Qualcomm Unveils AI Inference Chips, Steps into Data Center Market

10/31 2025 441

Qualcomm is embarking on a cross-industry transition, shifting from mobile chips to AI data inference. Leveraging its strengths in power efficiency and cost-effectiveness, the company aims to challenge NVIDIA's dominance.

On October 27, the mobile chip behemoth Qualcomm announced the release of the AI200 and AI250.

These two chips are neither mobile system-on-chips (SoCs) nor automotive-grade chips; instead, they are high-performance powerhouses designed specifically for data inference, seeking a foothold in the AI chip market currently dominated by NVIDIA.

The announcement triggered a surge in Qualcomm's stock price, which soared by 20% during intraday trading and closed up 11%.

The real money-maker in AI large models lies in the inference process, where AI systems perform practical tasks such as answering questions, generating images, and creating videos. At present, the inference market is expanding at an annual rate of 40%. However, NVIDIA's mainstream H100 chip is not only expensive and power-hungry but also frequently in short supply.

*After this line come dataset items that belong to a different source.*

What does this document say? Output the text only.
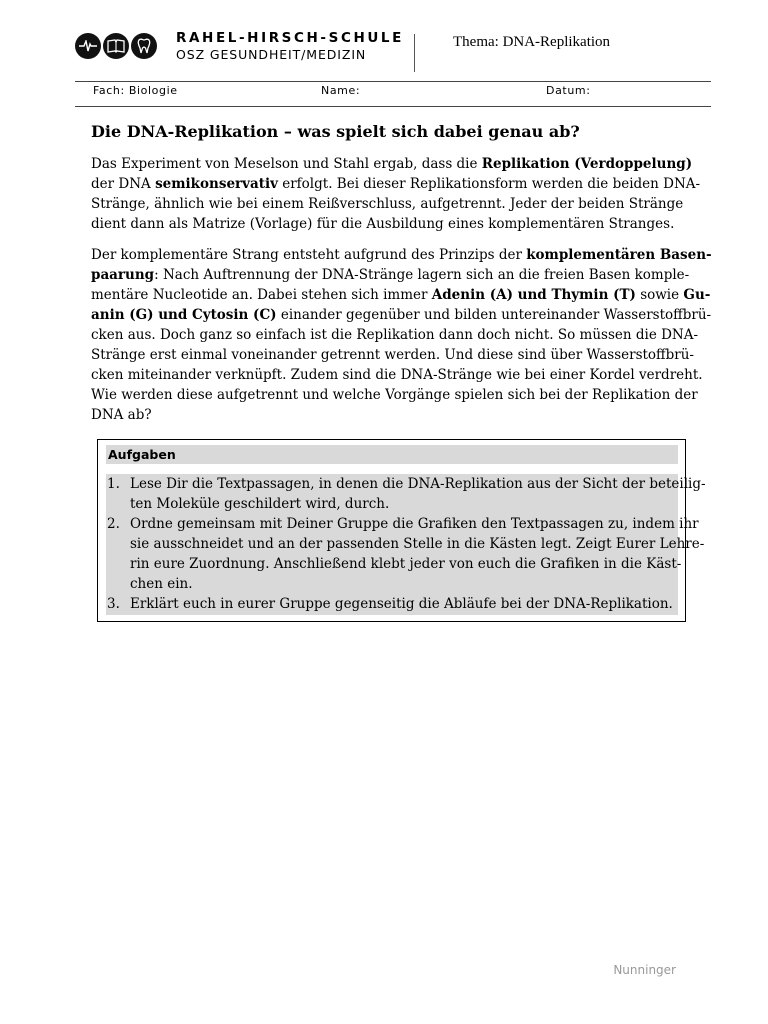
RAHEL-HIRSCH-SCHULE
OSZ GESUNDHEIT/MEDIZIN
Thema: DNA-Replikation
Fach: Biologie	Name:	Datum:
Die DNA-Replikation – was spielt sich dabei genau ab?
Das Experiment von Meselson und Stahl ergab, dass die Replikation (Verdoppelung)
der DNA semikonservativ erfolgt. Bei dieser Replikationsform werden die beiden DNA-
Stränge, ähnlich wie bei einem Reißverschluss, aufgetrennt. Jeder der beiden Stränge
dient dann als Matrize (Vorlage) für die Ausbildung eines komplementären Stranges.
Der komplementäre Strang entsteht aufgrund des Prinzips der komplementären Basen-
paarung: Nach Auftrennung der DNA-Stränge lagern sich an die freien Basen komple-
mentäre Nucleotide an. Dabei stehen sich immer Adenin (A) und Thymin (T) sowie Gu-
anin (G) und Cytosin (C) einander gegenüber und bilden untereinander Wasserstoffbrü-
cken aus. Doch ganz so einfach ist die Replikation dann doch nicht. So müssen die DNA-
Stränge erst einmal voneinander getrennt werden. Und diese sind über Wasserstoffbrü-
cken miteinander verknüpft. Zudem sind die DNA-Stränge wie bei einer Kordel verdreht.
Wie werden diese aufgetrennt und welche Vorgänge spielen sich bei der Replikation der
DNA ab?
Aufgaben
1. Lese Dir die Textpassagen, in denen die DNA-Replikation aus der Sicht der beteilig-
ten Moleküle geschildert wird, durch.
2. Ordne gemeinsam mit Deiner Gruppe die Grafiken den Textpassagen zu, indem ihr
sie ausschneidet und an der passenden Stelle in die Kästen legt. Zeigt Eurer Lehre-
rin eure Zuordnung. Anschließend klebt jeder von euch die Grafiken in die Käst-
chen ein.
3. Erklärt euch in eurer Gruppe gegenseitig die Abläufe bei der DNA-Replikation.
Nunninger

Qualcomm is capitalizing on this market gap by applying its technical expertise in 'power management' from mobile chips to data center chips. The company is promoting the core selling point of 'processing 30% more tokens (the fundamental unit of AI data processing) per dollar spent'.

In terms of specifications, the AI200 is equipped with 768GB of LPDDR memory, roughly triple the capacity of similar products, enabling it to effortlessly accommodate large models. The AI250 employs 'near-memory computing' technology, which places computing modules in close proximity to memory. This design increases data transmission bandwidth by a factor of 10 while reducing power consumption, significantly cutting electricity costs for data centers.

Moreover, both chips support cold plate liquid cooling, allowing a single rack to handle 160kW of computing power. This effectively reduces the PUE (Power Usage Effectiveness) index of data centers and minimizes energy waste.

Regarding software adaptation, Qualcomm has adopted a strategy akin to that of the Android system: it supports one-click model import from Hugging Face (an open-source AI model platform). Models can be adapted to a Qualcomm chip-compatible format using the Transformers Library tool, with deployment taking as little as 15 minutes. This achieves zero-modification migration and lowers the barrier to use for cloud providers and other customers.

However, it's worth noting that there is a 'time lag' in the market availability of these two chips: the AI200 is expected to be launched in 2026, while the AI250 will not be available until 2027. This gives NVIDIA time to counter by releasing new-generation chips such as the B100 and Rubin ahead of schedule to capture the market. Will cloud giants leverage Qualcomm's pricing to pressure NVIDIA? Silicon Valley has a spectacle to witness next year.

Saudi Arabia's AI company, Humain, has already placed an early order, planning to construct a 200-megawatt computing power center using the AI200.